Mesdames, Messieurs, rangez vos abris anti-atomiques et cessez de trembler pour l’avenir de l’Occident. L’Élysée vient de sortir l’artillerie lourde. Non, ce n'est pas le Charles-de-Gaulle (il est sans doute encore en maintenance), ni une cyber-attaque dévastatrice contre Mar-a-Lago. Non, la France, dans un élan de bravoure qui rappelle les plus belles heures de la déconnexion étatique, a décidé d'envoyer quinze soldats au Groenland.

Oui, vous avez bien lu. Quinze. Une équipe de foot à laquelle il manquerait quelques remplaçants pour cause de grève de la SNCF.
Le titre de l'agence de presse devrait être : « Le 47e Président des États-Unis, maître de la première puissance nucléaire et obsédé par l'immobilier arctique, terrassé par deux chambrées de Chasseurs Alpins. » On imagine déjà Donald Trump, dans le Bureau Ovale, les mains tremblantes, demandant à ses généraux si ces quinze Français ont emporté leur propre fromage ou s'ils vont réquisitionner le lichen local.

C'est là tout le génie de la "diplomatie du geste" à la française. Alors que Trump voit le monde comme un plateau de Monopoly où le Groenland est la case "Avenue des Champs-Élysées" qu'il veut racheter, Paris répond par une performance de théâtre de rue. On envoie une quinzaine de gars en fuseau blanc jouer à cache-cache avec les ours polaires pour "affirmer notre souveraineté européenne".
En tant que libertarienne, je me demande surtout combien cette petite blague va coûter au contribuable qui, lui, a déjà du mal à payer son chauffage. Entre le transport en avion militaire (qui pollue sans doute plus que mille vaches bio), les rations de survie estampillées "Produit en France" et le bilan carbone du voyage pour que quinze hommes fassent une photo Instagram dans le permafrost, on est sur un ratio coût-efficacité qui frise le sublime.
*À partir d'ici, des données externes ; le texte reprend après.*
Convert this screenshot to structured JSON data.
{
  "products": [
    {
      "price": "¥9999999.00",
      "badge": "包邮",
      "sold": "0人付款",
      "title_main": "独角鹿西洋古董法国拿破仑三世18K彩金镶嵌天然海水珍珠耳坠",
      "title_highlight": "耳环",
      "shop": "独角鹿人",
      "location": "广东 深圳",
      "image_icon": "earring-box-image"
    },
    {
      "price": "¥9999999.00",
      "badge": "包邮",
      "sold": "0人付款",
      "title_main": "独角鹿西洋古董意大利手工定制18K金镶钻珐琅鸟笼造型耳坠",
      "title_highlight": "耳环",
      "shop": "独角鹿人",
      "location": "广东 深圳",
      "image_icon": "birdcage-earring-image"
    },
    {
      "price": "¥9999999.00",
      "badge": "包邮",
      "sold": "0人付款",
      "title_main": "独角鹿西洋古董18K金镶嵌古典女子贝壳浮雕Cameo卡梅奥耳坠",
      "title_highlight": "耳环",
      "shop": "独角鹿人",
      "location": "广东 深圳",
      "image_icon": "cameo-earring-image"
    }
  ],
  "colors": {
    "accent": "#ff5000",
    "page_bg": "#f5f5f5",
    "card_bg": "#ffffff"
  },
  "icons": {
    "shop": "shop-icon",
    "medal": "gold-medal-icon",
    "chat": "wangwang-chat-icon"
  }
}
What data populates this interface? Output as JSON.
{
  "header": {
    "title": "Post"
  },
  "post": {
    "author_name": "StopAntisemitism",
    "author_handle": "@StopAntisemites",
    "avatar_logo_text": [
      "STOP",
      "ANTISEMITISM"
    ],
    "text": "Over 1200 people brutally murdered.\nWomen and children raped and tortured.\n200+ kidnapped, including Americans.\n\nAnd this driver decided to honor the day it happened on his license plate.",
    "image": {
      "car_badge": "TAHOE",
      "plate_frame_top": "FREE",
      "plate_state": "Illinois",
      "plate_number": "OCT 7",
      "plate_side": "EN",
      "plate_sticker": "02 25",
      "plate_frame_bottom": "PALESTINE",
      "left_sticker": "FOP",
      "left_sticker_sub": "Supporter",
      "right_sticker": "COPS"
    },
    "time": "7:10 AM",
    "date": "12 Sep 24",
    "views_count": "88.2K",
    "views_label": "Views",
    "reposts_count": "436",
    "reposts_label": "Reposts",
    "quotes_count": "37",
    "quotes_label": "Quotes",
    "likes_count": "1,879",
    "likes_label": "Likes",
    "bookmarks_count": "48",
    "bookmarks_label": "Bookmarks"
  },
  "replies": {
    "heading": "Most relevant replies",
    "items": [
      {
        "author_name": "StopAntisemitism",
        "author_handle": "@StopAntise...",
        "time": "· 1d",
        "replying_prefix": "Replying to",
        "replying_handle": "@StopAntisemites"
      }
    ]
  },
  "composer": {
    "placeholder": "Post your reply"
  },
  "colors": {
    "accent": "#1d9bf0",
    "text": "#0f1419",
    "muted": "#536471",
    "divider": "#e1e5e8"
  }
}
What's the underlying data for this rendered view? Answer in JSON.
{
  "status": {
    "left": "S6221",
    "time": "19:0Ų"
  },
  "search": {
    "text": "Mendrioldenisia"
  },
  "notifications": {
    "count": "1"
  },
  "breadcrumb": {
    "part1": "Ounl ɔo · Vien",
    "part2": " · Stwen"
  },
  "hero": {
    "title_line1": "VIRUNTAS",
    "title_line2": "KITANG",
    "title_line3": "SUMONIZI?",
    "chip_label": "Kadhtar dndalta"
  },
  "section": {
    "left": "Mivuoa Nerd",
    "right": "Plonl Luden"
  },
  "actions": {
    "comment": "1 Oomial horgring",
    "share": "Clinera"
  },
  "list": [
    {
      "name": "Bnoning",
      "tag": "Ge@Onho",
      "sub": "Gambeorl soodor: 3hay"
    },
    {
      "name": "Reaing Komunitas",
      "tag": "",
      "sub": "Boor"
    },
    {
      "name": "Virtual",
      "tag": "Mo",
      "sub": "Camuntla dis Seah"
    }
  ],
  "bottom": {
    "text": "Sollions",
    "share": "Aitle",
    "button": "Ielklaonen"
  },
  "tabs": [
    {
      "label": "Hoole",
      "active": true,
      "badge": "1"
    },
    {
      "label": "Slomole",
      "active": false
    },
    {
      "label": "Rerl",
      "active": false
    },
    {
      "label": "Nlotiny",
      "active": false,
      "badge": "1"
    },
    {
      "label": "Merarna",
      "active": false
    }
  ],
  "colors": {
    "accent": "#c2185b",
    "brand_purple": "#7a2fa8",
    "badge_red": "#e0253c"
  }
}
L'État, ce grand prestidigitateur, nous explique que c'est une mission de "réassurance". Personnellement, je me sens très rassurée. Si demain le bloc sino-russe décide de s'emparer de la calotte glaciaire, ou si Trump décide d'y construire un "Trump Ice Hotel & Casino", nos quinze mousquetaires du givre pourront toujours leur jeter des boules de neige en citant le Code Civil.
La France ne projette plus de la puissance, elle projette de la poésie bureaucratique. On ne gagne pas une guerre de ressources avec quinze bonshommes, mais on gagne sûrement un satisfecit dans les dîners mondains de Bruxelles. Pendant que Washington compte ses porte-avions, Paris compte ses skieurs.

Trump peut bien vouloir racheter l'île ; il a oublié qu'en France, on n'a pas de pétrole (ni de Groenland), mais on a des idées. Et l'idée de cette semaine, c'est que quinze paires de rangers françaises valent plus que tous les dollars de la Fed.
Dormez tranquilles, braves gens : la ligne Maginot s’est déplacée à Nuuk. Elle est juste un peu plus courte que prévu.